Le fanal bleu
Ce n’est pas demain, ni cette année, que nous aurons, nous autres personnes à peu près détruites ou en chemin de l’être, nous autres un peu serrées entre nos murs, coincées entre l’armoire-bibliothèque et le bureau, assiégées par le bruit des pas sur le plafond, celui des semelles de bois sur les marches de l’escalier par-delà le mur —, non, ce n’est pas demain que Paris nous fera cadeau d’un ou deux « Jardins d’adultes ». Parant au plus pressé, il faudrait d’abord des « Jardins d’enfants », j’en tombe d’accord. Où prendre le terrain ? Je ne suis pas dupe de l’indigence : quand Paris veut des terrains libres, il les trouve. En les cherchant, bien entendu. Après quoi on doterait les grandes personnes. Le type du jardin pour grandes personnes, c’est le Palais-Royal. Ravagé par les jeux et le séjour des enfants, il comporte peu d’attraits pour ceux-ci. Point de sable ni de gravier, la terre battue la plus ingrate, un sol interdit à l’arrosage — seules les plates-bandes et les pelouses ont le droit d’être abreuvées, et le jardinier les soigne avec amour —, notre « cour » n’est lentement et séculairement imprégnée que des pluies, de l’urine canine et des déjections humaines, disons enfantines pour atténuer un peu.
Tout m’est spectacle ici, et surtout les enfants. Beaucoup sont charmants, la plupart sont d’une frappante agilité. Des corps grêles courent plus vite que des corps robustes. Leur adresse à lancer, à recevoir la balle me retient comme à un divertissement sportif.
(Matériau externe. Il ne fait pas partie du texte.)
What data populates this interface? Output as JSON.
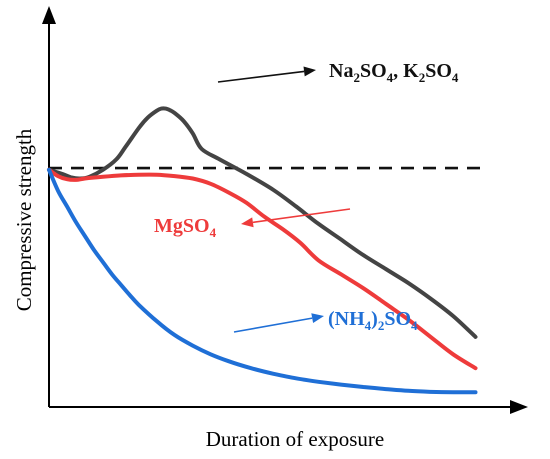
{
  "chart_data": {
    "type": "line",
    "xlabel": "Duration of exposure",
    "ylabel": "Compressive strength",
    "xlim": [
      0,
      100
    ],
    "ylim": [
      0,
      100
    ],
    "reference_line": {
      "style": "dashed",
      "y": 67.5,
      "x_range": [
        0,
        96
      ]
    },
    "series": [
      {
        "key": "na_k",
        "color": "#444444",
        "x": [
          0,
          3,
          5,
          7,
          9,
          12,
          15,
          17,
          20,
          22,
          24,
          25,
          26,
          27,
          28,
          30,
          32,
          34,
          38,
          44,
          50,
          55,
          60,
          65,
          70,
          75,
          80,
          85,
          90,
          95
        ],
        "y": [
          67,
          65.8,
          64.8,
          64.5,
          65,
          67,
          70,
          73.5,
          79,
          82,
          84,
          84.6,
          84.6,
          84.1,
          83.3,
          81,
          77.5,
          73,
          70,
          65.8,
          61.2,
          56.5,
          51.5,
          47,
          42.5,
          38.5,
          34.5,
          30,
          25,
          19
        ]
      },
      {
        "key": "mg",
        "color": "#ee3b3b",
        "x": [
          0,
          2,
          4,
          6,
          8,
          12,
          16,
          20,
          24,
          28,
          32,
          36,
          40,
          44,
          48,
          52,
          56,
          60,
          65,
          70,
          75,
          80,
          85,
          90,
          95
        ],
        "y": [
          67,
          65.2,
          64.3,
          64.1,
          64.5,
          65,
          65.4,
          65.6,
          65.6,
          65.2,
          64.5,
          63,
          60.5,
          57.5,
          53.5,
          50,
          46,
          41,
          37,
          33,
          28.5,
          24,
          19,
          14,
          10
        ]
      },
      {
        "key": "nh4",
        "color": "#1f6fd6",
        "x": [
          0,
          2,
          4,
          6,
          8,
          10,
          12,
          14,
          16,
          18,
          20,
          24,
          28,
          32,
          36,
          40,
          45,
          50,
          55,
          60,
          65,
          70,
          75,
          80,
          85,
          90,
          95
        ],
        "y": [
          67,
          61,
          56.5,
          52,
          48,
          44,
          40.5,
          37,
          34,
          31,
          28.2,
          23.5,
          19.5,
          16.5,
          14,
          12,
          10,
          8.4,
          7.1,
          6.1,
          5.3,
          4.6,
          4,
          3.5,
          3.2,
          3.1,
          3.1
        ]
      }
    ]
  },
  "annotations": [
    {
      "key": "na_k",
      "color": "#111111",
      "label_parts": [
        {
          "t": "Na"
        },
        {
          "t": "2",
          "sub": true
        },
        {
          "t": "SO"
        },
        {
          "t": "4",
          "sub": true
        },
        {
          "t": ", K"
        },
        {
          "t": "2",
          "sub": true
        },
        {
          "t": "SO"
        },
        {
          "t": "4",
          "sub": true
        }
      ]
    },
    {
      "key": "mg",
      "color": "#ee3b3b",
      "label_parts": [
        {
          "t": "MgSO"
        },
        {
          "t": "4",
          "sub": true
        }
      ]
    },
    {
      "key": "nh4",
      "color": "#1f6fd6",
      "label_parts": [
        {
          "t": "(NH"
        },
        {
          "t": "4",
          "sub": true
        },
        {
          "t": ")"
        },
        {
          "t": "2",
          "sub": true
        },
        {
          "t": "SO"
        },
        {
          "t": "4",
          "sub": true
        }
      ]
    }
  ]
}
À ma fenêtre, hier dimanche, je ne me lassais pas d’un bébé-fille, quatre ans bien tassés, qui dans le silence dominical prenait sa récréation avec deux hommes de sa famille, père et oncle sans doute. L’arrêt de la balle avec le pied, le jet roide — et ambidextre — de la balle, une manière de choir, cuisses et bras nus, sur le sol dur, et de ne pas se plaindre, ce bébé dressé à un sport valait toute l’attention que je lui donnais. Mais je voyais bien qu’elle était une exception, comme eût été un enfant de théâtre ou de cirque, tellement que, lorsqu’elle en reçut l’ordre, elle s’assit au vent et au soleil et se tint tranquille comme un athlète. Comme un athlète elle était un peu replète, mais de belle couleur, enlaidie par les deux brins de nattes tressées de chaque côté de l’oreille, noués d’un bout de ruban. Une exception agréable, formée par la discipline et la confiance. La majorité de nos enfants du Palais-Royal ne peut ni envier ni comprendre qu’en la quatrième année de son existence une sorte d’orgueil quasi professionnel anime ou modère une si petite fille.